# Curiosity of source



## robert seke (Feb 5, 2010)

Hi Guys. Its been a while since I've logged on Just wondering if you can give me a heads up as to where you guys are buying your Joest. For those of you that dont know, I am the Sales Agentin North America for them and I am curious as to where our product ends up for purchase I know All-Wall and Fantastic Tools, anywhere else?


----------



## sandingoz (Apr 14, 2013)

*purchase of Joest sanding discs*

G'day Robert,

My name is Sonja Kraskov and I have an 0n-line Plastering Tools Store here in Melbourne, Australia.

The Joest Sanding Discs (180 & 220 grit) are one of my best sellers.

I am now at the point where I need to increase stock holdings of the Joest and hoping you can help me with future orders.

I look forward to your reply Robert.

Cheers,

Sonja


----------



## gazman (Apr 29, 2011)

Welcome aboard Sonja. I have checked out your store many times, It looks the goods. :thumbsup: Good to have another Aussie on here.


----------



## plugger (Apr 4, 2013)

My Golden Stainless permashape M/Town came from Sonja's store.

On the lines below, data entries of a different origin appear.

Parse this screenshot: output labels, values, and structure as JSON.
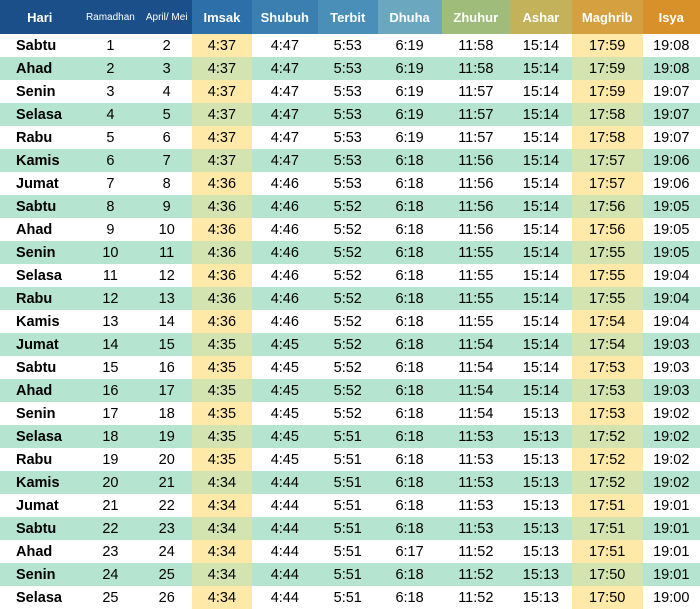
{
  "headers": {
    "hari": "Hari",
    "ramadhan": "Ramadhan",
    "aprilmei": "April/\nMei",
    "imsak": "Imsak",
    "shubuh": "Shubuh",
    "terbit": "Terbit",
    "dhuha": "Dhuha",
    "zhuhur": "Zhuhur",
    "ashar": "Ashar",
    "maghrib": "Maghrib",
    "isya": "Isya"
  },
  "rows": [
    {
      "hari": "Sabtu",
      "r": "1",
      "a": "2",
      "imsak": "4:37",
      "shubuh": "4:47",
      "terbit": "5:53",
      "dhuha": "6:19",
      "zhuhur": "11:58",
      "ashar": "15:14",
      "maghrib": "17:59",
      "isya": "19:08",
      "hl": false
    },
    {
      "hari": "Ahad",
      "r": "2",
      "a": "3",
      "imsak": "4:37",
      "shubuh": "4:47",
      "terbit": "5:53",
      "dhuha": "6:19",
      "zhuhur": "11:58",
      "ashar": "15:14",
      "maghrib": "17:59",
      "isya": "19:08",
      "hl": true
    },
    {
      "hari": "Senin",
      "r": "3",
      "a": "4",
      "imsak": "4:37",
      "shubuh": "4:47",
      "terbit": "5:53",
      "dhuha": "6:19",
      "zhuhur": "11:57",
      "ashar": "15:14",
      "maghrib": "17:59",
      "isya": "19:07",
      "hl": false
    },
    {
      "hari": "Selasa",
      "r": "4",
      "a": "5",
      "imsak": "4:37",
      "shubuh": "4:47",
      "terbit": "5:53",
      "dhuha": "6:19",
      "zhuhur": "11:57",
      "ashar": "15:14",
      "maghrib": "17:58",
      "isya": "19:07",
      "hl": true
    },
    {
      "hari": "Rabu",
      "r": "5",
      "a": "6",
      "imsak": "4:37",
      "shubuh": "4:47",
      "terbit": "5:53",
      "dhuha": "6:19",
      "zhuhur": "11:57",
      "ashar": "15:14",
      "maghrib": "17:58",
      "isya": "19:07",
      "hl": false
    },
    {
      "hari": "Kamis",
      "r": "6",
      "a": "7",
      "imsak": "4:37",
      "shubuh": "4:47",
      "terbit": "5:53",
      "dhuha": "6:18",
      "zhuhur": "11:56",
      "ashar": "15:14",
      "maghrib": "17:57",
      "isya": "19:06",
      "hl": true
    },
    {
      "hari": "Jumat",
      "r": "7",
      "a": "8",
      "imsak": "4:36",
      "shubuh": "4:46",
      "terbit": "5:53",
      "dhuha": "6:18",
      "zhuhur": "11:56",
      "ashar": "15:14",
      "maghrib": "17:57",
      "isya": "19:06",
      "hl": false
    },
    {
      "hari": "Sabtu",
      "r": "8",
      "a": "9",
      "imsak": "4:36",
      "shubuh": "4:46",
      "terbit": "5:52",
      "dhuha": "6:18",
      "zhuhur": "11:56",
      "ashar": "15:14",
      "maghrib": "17:56",
      "isya": "19:05",
      "hl": true
    },
    {
      "hari": "Ahad",
      "r": "9",
      "a": "10",
      "imsak": "4:36",
      "shubuh": "4:46",
      "terbit": "5:52",
      "dhuha": "6:18",
      "zhuhur": "11:56",
      "ashar": "15:14",
      "maghrib": "17:56",
      "isya": "19:05",
      "hl": false
    },
    {
      "hari": "Senin",
      "r": "10",
      "a": "11",
      "imsak": "4:36",
      "shubuh": "4:46",
      "terbit": "5:52",
      "dhuha": "6:18",
      "zhuhur": "11:55",
      "ashar": "15:14",
      "maghrib": "17:55",
      "isya": "19:05",
      "hl": true
    },
    {
      "hari": "Selasa",
      "r": "11",
      "a": "12",
      "imsak": "4:36",
      "shubuh": "4:46",
      "terbit": "5:52",
      "dhuha": "6:18",
      "zhuhur": "11:55",
      "ashar": "15:14",
      "maghrib": "17:55",
      "isya": "19:04",
      "hl": false
    },
    {
      "hari": "Rabu",
      "r": "12",
      "a": "13",
      "imsak": "4:36",
      "shubuh": "4:46",
      "terbit": "5:52",
      "dhuha": "6:18",
      "zhuhur": "11:55",
      "ashar": "15:14",
      "maghrib": "17:55",
      "isya": "19:04",
      "hl": true
    },
    {
      "hari": "Kamis",
      "r": "13",
      "a": "14",
      "imsak": "4:36",
      "shubuh": "4:46",
      "terbit": "5:52",
      "dhuha": "6:18",
      "zhuhur": "11:55",
      "ashar": "15:14",
      "maghrib": "17:54",
      "isya": "19:04",
      "hl": false
    },
    {
      "hari": "Jumat",
      "r": "14",
      "a": "15",
      "imsak": "4:35",
      "shubuh": "4:45",
      "terbit": "5:52",
      "dhuha": "6:18",
      "zhuhur": "11:54",
      "ashar": "15:14",
      "maghrib": "17:54",
      "isya": "19:03",
      "hl": true
    },
    {
      "hari": "Sabtu",
      "r": "15",
      "a": "16",
      "imsak": "4:35",
      "shubuh": "4:45",
      "terbit": "5:52",
      "dhuha": "6:18",
      "zhuhur": "11:54",
      "ashar": "15:14",
      "maghrib": "17:53",
      "isya": "19:03",
      "hl": false
    },
    {
      "hari": "Ahad",
      "r": "16",
      "a": "17",
      "imsak": "4:35",
      "shubuh": "4:45",
      "terbit": "5:52",
      "dhuha": "6:18",
      "zhuhur": "11:54",
      "ashar": "15:14",
      "maghrib": "17:53",
      "isya": "19:03",
      "hl": true
    },
    {
      "hari": "Senin",
      "r": "17",
      "a": "18",
      "imsak": "4:35",
      "shubuh": "4:45",
      "terbit": "5:52",
      "dhuha": "6:18",
      "zhuhur": "11:54",
      "ashar": "15:13",
      "maghrib": "17:53",
      "isya": "19:02",
      "hl": false
    },
    {
      "hari": "Selasa",
      "r": "18",
      "a": "19",
      "imsak": "4:35",
      "shubuh": "4:45",
      "terbit": "5:51",
      "dhuha": "6:18",
      "zhuhur": "11:53",
      "ashar": "15:13",
      "maghrib": "17:52",
      "isya": "19:02",
      "hl": true
    },
    {
      "hari": "Rabu",
      "r": "19",
      "a": "20",
      "imsak": "4:35",
      "shubuh": "4:45",
      "terbit": "5:51",
      "dhuha": "6:18",
      "zhuhur": "11:53",
      "ashar": "15:13",
      "maghrib": "17:52",
      "isya": "19:02",
      "hl": false
    },
    {
      "hari": "Kamis",
      "r": "20",
      "a": "21",
      "imsak": "4:34",
      "shubuh": "4:44",
      "terbit": "5:51",
      "dhuha": "6:18",
      "zhuhur": "11:53",
      "ashar": "15:13",
      "maghrib": "17:52",
      "isya": "19:02",
      "hl": true
    },
    {
      "hari": "Jumat",
      "r": "21",
      "a": "22",
      "imsak": "4:34",
      "shubuh": "4:44",
      "terbit": "5:51",
      "dhuha": "6:18",
      "zhuhur": "11:53",
      "ashar": "15:13",
      "maghrib": "17:51",
      "isya": "19:01",
      "hl": false
    },
    {
      "hari": "Sabtu",
      "r": "22",
      "a": "23",
      "imsak": "4:34",
      "shubuh": "4:44",
      "terbit": "5:51",
      "dhuha": "6:18",
      "zhuhur": "11:53",
      "ashar": "15:13",
      "maghrib": "17:51",
      "isya": "19:01",
      "hl": true
    },
    {
      "hari": "Ahad",
      "r": "23",
      "a": "24",
      "imsak": "4:34",
      "shubuh": "4:44",
      "terbit": "5:51",
      "dhuha": "6:17",
      "zhuhur": "11:52",
      "ashar": "15:13",
      "maghrib": "17:51",
      "isya": "19:01",
      "hl": false
    },
    {
      "hari": "Senin",
      "r": "24",
      "a": "25",
      "imsak": "4:34",
      "shubuh": "4:44",
      "terbit": "5:51",
      "dhuha": "6:18",
      "zhuhur": "11:52",
      "ashar": "15:13",
      "maghrib": "17:50",
      "isya": "19:01",
      "hl": true
    },
    {
      "hari": "Selasa",
      "r": "25",
      "a": "26",
      "imsak": "4:34",
      "shubuh": "4:44",
      "terbit": "5:51",
      "dhuha": "6:18",
      "zhuhur": "11:52",
      "ashar": "15:13",
      "maghrib": "17:50",
      "isya": "19:00",
      "hl": false
    }
  ]
}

I love that thing! Beast..


----------



## sandingoz (Apr 14, 2013)

Hi Gazman, thanks for your warm welcome and the "thumbs up". Your Profile pic looks a little daunting. Regards, Sonja


----------



## sandingoz (Apr 14, 2013)

Hi Plugger. Great to hear you're obviously happy with your Marshalltown Trowel. All the best to you and your beast!! Cheers, Sonja


----------